Governance and Security in GenAI Systems
Enterprise GenAI systems require centralized governance.
Governed Assets
Models
Data
Functions
Files
Key Capabilities
Role-based access control (RBAC)
Lineage and auditability
Unified policy enforcement
Exam Insight:
Models are governed like data assets, not standalone artifacts.
Observability and Tracing Across the Pipeline
End-to-end tracing reveals where latency, cost, and errors occur.
Traced Stages
User query
Retrieval
Prompt assembly
Model generation
Exam Tip:
Observability is a production requirement, not an optional enhancement.

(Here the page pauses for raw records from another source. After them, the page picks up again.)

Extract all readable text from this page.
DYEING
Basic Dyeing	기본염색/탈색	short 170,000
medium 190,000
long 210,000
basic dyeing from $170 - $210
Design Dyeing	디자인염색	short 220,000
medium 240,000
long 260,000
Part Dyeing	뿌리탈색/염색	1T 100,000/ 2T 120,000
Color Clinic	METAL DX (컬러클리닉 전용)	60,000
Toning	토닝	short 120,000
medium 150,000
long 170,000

LLMOps Lifecycle Management
GenAI systems follow a continuous lifecycle:
Experimentation
Prompt engineering
Evaluation
Deployment
Monitoring and feedback
Core Principle
Deploy code, not just models.
Version prompts, pipelines, and logic alongside model weights.
The GenAI Architect’s Checklist
Before declaring a GenAI system production-ready, ensure:
Architecture pattern selected (RAG or fine-tuning)
Data properly chunked and indexed
Governance applied consistently
Evaluation automated
Serving optimized for workload
How to Use This Guide for Exam Preparation
First pass: Build system-level understanding
Second pass: Map visuals to scenario questions
Final revision: Use visuals as rapid recall anchors
For best results, pair these visuals with domain-based practice questions and exam simulations on FlashGenius.
👉 Practice GenAI architecture and RAG scenario questions on FlashGenius
Final Thoughts
Modern GenAI certifications reward engineers who understand systems, tradeoffs, and production realities. This visual field guide turns complex architectures into clear mental models you can apply both in exams and real-world systems.
Use it not to memorize—but to think like a GenAI architect.